Nicht für Budgetreisende, aber als neuseeländisches Hochlanderlebnis ist Braemar eine der authentischsten Optionen auf der Südinsel. Direkt mit der Station buchen.

Kostenübersicht (NZD / USD / EUR)

ErlebnisNZDUSDEUR
Staudamm-AussichtspunktKostenlosKostenlosKostenlos
SH80-Fahrt entlang des SeesTreibstoffkosten
Glentanner Campingplatz20–30/Nacht12–1811–17
Lachs von der Farm15–25/Filet9–158–14
Tekapo–Mt Cook Shuttle (passiert den See)65–8539–5136–47
Braemar Station Unterkunft450–800/Nacht270–480248–440

Häufig gestellte Fragen

Ist Lake Pukaki beeindruckender als Lake Tekapo?

Sie sind unterschiedliche Erlebnisse. Tekapo hat mehr Tourismus-Infrastruktur (Restaurants, Sternengucken, heiße Quellen), die berühmte Kirche und ist an sich ein Ziel.
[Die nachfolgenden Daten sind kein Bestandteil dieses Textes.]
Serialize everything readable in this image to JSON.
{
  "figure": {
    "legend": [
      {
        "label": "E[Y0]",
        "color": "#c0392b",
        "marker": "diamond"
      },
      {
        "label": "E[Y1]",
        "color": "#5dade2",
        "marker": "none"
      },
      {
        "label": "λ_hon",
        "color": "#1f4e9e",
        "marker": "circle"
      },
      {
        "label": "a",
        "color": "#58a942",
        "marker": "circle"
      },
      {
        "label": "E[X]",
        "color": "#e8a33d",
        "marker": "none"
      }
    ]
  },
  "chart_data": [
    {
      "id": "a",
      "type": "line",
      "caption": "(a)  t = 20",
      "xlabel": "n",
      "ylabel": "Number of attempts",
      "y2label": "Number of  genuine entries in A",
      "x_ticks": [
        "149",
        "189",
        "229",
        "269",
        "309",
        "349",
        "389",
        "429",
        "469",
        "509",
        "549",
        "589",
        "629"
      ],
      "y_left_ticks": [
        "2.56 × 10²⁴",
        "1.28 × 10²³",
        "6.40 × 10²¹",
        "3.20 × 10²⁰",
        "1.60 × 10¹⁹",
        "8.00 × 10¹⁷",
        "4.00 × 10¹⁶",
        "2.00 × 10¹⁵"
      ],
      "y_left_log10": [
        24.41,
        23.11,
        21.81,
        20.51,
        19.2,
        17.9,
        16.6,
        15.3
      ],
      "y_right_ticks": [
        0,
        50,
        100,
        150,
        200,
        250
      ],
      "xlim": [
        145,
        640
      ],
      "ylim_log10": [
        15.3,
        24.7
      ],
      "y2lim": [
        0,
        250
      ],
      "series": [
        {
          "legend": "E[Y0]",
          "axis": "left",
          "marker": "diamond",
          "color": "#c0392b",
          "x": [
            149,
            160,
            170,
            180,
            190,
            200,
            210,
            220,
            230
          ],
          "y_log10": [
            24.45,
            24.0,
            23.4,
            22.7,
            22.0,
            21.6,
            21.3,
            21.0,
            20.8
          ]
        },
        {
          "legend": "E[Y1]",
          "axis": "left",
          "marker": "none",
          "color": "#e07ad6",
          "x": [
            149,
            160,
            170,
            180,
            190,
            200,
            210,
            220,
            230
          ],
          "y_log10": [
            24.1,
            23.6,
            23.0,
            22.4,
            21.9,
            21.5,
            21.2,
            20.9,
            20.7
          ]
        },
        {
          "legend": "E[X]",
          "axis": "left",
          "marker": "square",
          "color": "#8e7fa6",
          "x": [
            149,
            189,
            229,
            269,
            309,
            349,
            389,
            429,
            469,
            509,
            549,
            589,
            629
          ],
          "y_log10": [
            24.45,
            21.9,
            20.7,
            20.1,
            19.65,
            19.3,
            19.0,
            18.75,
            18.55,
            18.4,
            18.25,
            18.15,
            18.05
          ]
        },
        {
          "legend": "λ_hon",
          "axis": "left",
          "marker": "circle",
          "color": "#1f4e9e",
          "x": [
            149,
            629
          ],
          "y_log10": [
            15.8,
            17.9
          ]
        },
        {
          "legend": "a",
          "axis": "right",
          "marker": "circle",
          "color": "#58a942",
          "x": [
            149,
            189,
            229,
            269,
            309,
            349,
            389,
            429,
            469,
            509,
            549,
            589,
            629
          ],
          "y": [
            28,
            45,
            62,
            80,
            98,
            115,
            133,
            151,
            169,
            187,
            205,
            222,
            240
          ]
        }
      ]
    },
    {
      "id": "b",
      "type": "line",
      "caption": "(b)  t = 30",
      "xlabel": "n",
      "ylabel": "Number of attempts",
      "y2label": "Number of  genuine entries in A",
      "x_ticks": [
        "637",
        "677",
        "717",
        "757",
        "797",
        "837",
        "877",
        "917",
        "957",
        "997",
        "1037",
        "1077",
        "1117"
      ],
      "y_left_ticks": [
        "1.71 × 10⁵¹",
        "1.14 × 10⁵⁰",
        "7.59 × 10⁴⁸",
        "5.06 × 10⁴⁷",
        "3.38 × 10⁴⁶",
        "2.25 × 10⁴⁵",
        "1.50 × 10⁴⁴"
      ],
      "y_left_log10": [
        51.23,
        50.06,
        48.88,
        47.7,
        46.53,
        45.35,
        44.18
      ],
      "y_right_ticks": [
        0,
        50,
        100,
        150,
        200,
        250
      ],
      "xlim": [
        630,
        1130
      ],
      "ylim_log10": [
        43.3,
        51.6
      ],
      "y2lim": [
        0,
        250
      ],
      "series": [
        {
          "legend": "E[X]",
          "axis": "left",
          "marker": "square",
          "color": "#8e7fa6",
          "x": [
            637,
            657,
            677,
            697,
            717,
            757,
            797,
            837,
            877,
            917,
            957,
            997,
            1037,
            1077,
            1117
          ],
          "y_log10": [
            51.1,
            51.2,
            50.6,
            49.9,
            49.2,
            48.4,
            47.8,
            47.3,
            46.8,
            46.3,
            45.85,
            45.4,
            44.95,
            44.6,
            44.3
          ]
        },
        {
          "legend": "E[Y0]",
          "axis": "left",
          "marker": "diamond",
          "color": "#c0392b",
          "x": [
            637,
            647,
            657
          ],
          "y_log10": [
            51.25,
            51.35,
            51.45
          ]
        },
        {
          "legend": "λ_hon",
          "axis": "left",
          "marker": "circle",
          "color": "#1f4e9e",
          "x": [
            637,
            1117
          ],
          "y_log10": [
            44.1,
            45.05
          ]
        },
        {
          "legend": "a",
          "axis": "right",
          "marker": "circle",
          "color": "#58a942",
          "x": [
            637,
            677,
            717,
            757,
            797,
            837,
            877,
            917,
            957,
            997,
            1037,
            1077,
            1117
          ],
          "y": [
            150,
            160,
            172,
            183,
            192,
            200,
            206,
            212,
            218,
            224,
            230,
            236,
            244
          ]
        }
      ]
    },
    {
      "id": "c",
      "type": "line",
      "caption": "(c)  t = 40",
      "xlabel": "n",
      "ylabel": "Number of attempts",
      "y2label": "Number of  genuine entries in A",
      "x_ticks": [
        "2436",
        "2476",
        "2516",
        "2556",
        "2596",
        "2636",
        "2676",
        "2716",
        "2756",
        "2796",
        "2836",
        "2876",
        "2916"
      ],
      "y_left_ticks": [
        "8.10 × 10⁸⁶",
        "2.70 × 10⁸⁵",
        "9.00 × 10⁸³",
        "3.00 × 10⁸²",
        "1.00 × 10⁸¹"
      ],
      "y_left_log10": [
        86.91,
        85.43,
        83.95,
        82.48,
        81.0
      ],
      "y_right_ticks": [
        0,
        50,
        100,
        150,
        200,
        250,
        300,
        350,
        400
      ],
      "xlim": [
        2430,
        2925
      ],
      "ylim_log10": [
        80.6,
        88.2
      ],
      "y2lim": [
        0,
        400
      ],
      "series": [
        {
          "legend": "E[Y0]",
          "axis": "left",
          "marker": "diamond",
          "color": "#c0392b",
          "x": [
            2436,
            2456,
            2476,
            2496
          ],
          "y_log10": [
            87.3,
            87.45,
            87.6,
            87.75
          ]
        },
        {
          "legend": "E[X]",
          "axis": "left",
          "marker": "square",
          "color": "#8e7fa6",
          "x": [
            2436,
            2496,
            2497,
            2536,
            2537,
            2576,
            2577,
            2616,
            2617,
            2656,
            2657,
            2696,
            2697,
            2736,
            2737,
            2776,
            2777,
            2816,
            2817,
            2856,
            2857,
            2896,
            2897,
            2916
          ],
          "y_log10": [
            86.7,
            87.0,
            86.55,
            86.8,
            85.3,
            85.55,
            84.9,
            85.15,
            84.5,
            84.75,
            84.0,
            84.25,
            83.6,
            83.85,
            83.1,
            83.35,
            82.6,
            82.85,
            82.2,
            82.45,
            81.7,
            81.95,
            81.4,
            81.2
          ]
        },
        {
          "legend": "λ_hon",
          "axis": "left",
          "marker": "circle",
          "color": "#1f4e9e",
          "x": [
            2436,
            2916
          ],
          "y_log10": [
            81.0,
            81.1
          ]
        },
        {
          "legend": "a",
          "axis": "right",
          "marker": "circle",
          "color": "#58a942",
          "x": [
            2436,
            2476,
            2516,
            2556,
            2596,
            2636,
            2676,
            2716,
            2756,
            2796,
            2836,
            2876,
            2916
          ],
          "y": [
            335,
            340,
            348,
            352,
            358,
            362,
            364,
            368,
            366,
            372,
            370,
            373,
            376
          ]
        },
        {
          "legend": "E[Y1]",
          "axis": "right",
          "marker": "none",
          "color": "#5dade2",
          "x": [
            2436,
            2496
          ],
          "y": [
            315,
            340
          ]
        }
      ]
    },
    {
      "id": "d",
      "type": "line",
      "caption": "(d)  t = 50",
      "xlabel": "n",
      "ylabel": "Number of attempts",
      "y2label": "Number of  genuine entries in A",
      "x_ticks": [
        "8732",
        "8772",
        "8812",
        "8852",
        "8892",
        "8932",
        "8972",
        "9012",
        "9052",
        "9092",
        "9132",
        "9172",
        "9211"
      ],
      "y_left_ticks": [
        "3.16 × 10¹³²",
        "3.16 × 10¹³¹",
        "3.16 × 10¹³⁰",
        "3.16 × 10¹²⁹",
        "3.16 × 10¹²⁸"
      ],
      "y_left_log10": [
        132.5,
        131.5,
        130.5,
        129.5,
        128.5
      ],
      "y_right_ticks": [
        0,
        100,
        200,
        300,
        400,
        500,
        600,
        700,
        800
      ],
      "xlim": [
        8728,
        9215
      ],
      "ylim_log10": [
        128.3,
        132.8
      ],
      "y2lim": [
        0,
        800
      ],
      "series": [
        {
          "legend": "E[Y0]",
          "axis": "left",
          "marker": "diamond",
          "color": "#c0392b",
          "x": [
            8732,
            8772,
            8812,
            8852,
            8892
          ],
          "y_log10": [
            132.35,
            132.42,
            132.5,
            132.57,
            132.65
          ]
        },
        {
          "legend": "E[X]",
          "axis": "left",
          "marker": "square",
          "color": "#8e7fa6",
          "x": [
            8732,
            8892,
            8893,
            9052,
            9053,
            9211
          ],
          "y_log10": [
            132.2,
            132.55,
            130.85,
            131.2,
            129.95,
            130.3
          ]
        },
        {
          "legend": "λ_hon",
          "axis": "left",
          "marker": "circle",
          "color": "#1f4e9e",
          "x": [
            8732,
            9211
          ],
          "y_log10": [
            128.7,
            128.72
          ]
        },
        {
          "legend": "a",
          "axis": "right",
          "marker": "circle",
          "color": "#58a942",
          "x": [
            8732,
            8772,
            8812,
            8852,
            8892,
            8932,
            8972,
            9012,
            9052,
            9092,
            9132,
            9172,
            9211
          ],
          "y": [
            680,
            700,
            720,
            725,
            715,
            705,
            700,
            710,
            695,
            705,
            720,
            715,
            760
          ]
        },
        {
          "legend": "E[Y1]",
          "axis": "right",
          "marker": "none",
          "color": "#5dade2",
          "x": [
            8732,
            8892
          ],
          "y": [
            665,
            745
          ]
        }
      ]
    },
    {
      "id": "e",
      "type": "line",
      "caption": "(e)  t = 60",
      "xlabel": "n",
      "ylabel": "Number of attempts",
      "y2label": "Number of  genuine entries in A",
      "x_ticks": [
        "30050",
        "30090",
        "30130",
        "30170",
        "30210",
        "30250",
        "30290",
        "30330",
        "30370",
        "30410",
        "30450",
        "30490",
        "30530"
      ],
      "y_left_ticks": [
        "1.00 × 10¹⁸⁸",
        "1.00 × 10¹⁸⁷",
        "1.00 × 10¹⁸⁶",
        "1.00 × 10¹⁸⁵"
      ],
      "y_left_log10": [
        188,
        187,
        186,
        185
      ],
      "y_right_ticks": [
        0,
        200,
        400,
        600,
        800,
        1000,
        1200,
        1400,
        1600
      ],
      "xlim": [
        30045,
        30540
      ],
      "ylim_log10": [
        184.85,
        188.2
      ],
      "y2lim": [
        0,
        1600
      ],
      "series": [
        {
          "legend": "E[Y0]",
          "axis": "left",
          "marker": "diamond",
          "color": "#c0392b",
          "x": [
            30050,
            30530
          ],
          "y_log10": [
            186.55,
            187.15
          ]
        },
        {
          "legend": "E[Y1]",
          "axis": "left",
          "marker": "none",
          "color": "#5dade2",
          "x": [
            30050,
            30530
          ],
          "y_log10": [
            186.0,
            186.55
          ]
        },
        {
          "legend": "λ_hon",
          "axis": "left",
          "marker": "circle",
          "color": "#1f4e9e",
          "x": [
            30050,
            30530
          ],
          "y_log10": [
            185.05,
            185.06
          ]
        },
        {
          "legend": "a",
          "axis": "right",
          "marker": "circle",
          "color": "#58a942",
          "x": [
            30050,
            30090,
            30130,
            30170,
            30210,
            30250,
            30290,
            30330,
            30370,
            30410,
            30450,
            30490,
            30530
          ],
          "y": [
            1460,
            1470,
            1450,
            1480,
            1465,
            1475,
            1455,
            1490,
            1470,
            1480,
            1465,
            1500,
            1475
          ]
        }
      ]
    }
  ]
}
Pukaki hat die bessere Bergaussicht (direkte Aoraki/Mt Cook-Sichtlinie), einen isolierteren Charakter und die 55 km lange Seefahrt nach Mt Cook. Die meisten Besucher sehen beide — sie liegen 25 km voneinander entfernt.

Kann ich im Lake Pukaki schwimmen?

Der See ist kalt (das ganze Jahr 7–12°C), aber im Sommer schwimmbar. Der Haupteingang ist am Nordende, in der Nähe des Staudamms. Es gibt keinen bewachten Schwimmstrand — das ist Gletscherwasser in einer offenen Landschaft. Kurze Bäder bei heißem Wetter: ja. Ausgedehntes Schwimmen: kalt und potenziell riskant.

Warum wurde das ursprüngliche Pukaki Township überflutet?

Das Meridian Energy Wasserkraftprojekt erhöhte den Seespiegel 1979 um 35 m, was die Umsiedlung der Pukaki-Landwirtschaftsgemeinde erforderte. Das historische Township (ursprünglich in den 1880er Jahren gegründet) ist begraben, aber bei niedrigem Wasserstand periodisch sichtbar — Gebäudefundamente und Zaunlinien wurden in trockenen Jahren gesehen.

Gibt es etwas in der Nähe des Sees außer der Fahrt zu tun?

Die Lachsfarm, Braemar Station und das Glentanner Station Camping sind die Haupterlebnisse ohne Fahren. Für Aktivitäten aus dem Seegebiet bieten Hubschrauberflüge vom Glentanner Airport direkten Zugang zu Aoraki/Mt Cook und dem Gletschersystem.